Here is the original question:
View attachment 10689

The point of the question is to use this method of "tiling" to come up with an identity for finding the nth Fibonacci number by way of a combinatorial proof.
The number of ways to tile an n x 1 board is f_n. f_n also means the nth Fibonacci number.

The proof goes as follows:
Question: How many ways can you tile a n x 1 checkerboard?

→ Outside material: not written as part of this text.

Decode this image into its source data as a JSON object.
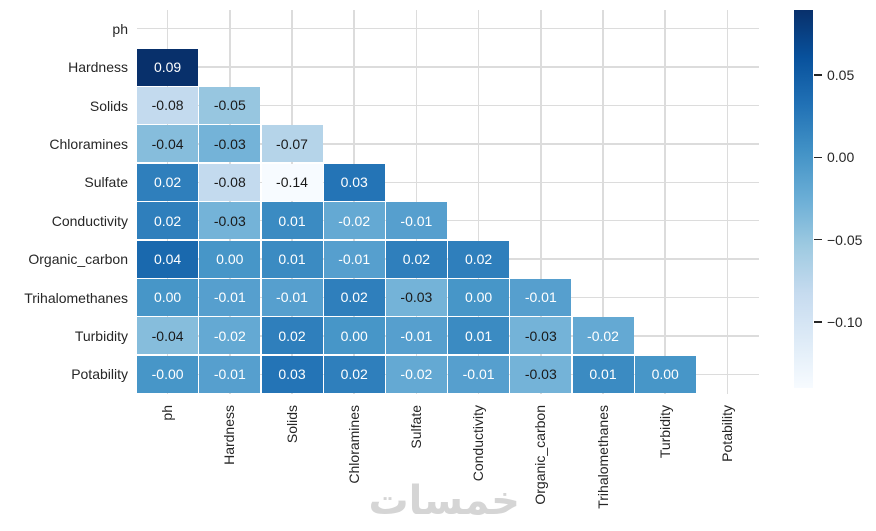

Left Hand Side: f_n, by definition
Right Hand Side: I am going to condition on what happens before A and after B​

Case 1: Dominoes over both A and B (covers 4 spaces on the board) --> f_n-4
Case 2: Squares on both ends (covers 2 spaces) --> f_n-2
Case 3: Square before A, Domino over B (covers 3 spaces) --> f_n-3
Case 4: Domino over A, Square after B (covers 3 spaces) --> f_n-3​

Because it's a combinatorial proof the right hand side equals the left hand side. So the identity that you get is:
f_n = f_n-4 + f_n-2 + 2f_n-3

For example, f₁₀ = 89 = 13 + 34 + 2(21)

I understand the proof, the part I don't understand is why what happens on the right of A and on the left of B does not matter. If it did, there would be more cases and the identity would be different, but it would be equally valid. So how do you know to condition on what happens before A and after B?

It really helps when you show the problem as given, along with your work! (We ask you to do that, here.) We've also now learned something about the context, which is also important; you are apparently learning about the Fibonacci sequence and such, which I would have guessed, but wasn't sure of.

Now I can see what they are asking, and that you are thinking well (though you at first said you wrote the proof, and then the second time you seem to say it is someone else's proof that you don't fully understand, so I'm a little confused).


I'm not sure what you are asking here. The point of the proof is that the number of ways to cover the whole board is the sum of the ways to cover the middle part (between A and B) in each case. So what happens between them matters very much.

If you're asking, why did they choose to focus on the start and end of the board, that's probably just because this is the identity they wanted you to end up with! In combinatorics, you can look at just about anything in more than one way, and which ways you choose determine what you will see.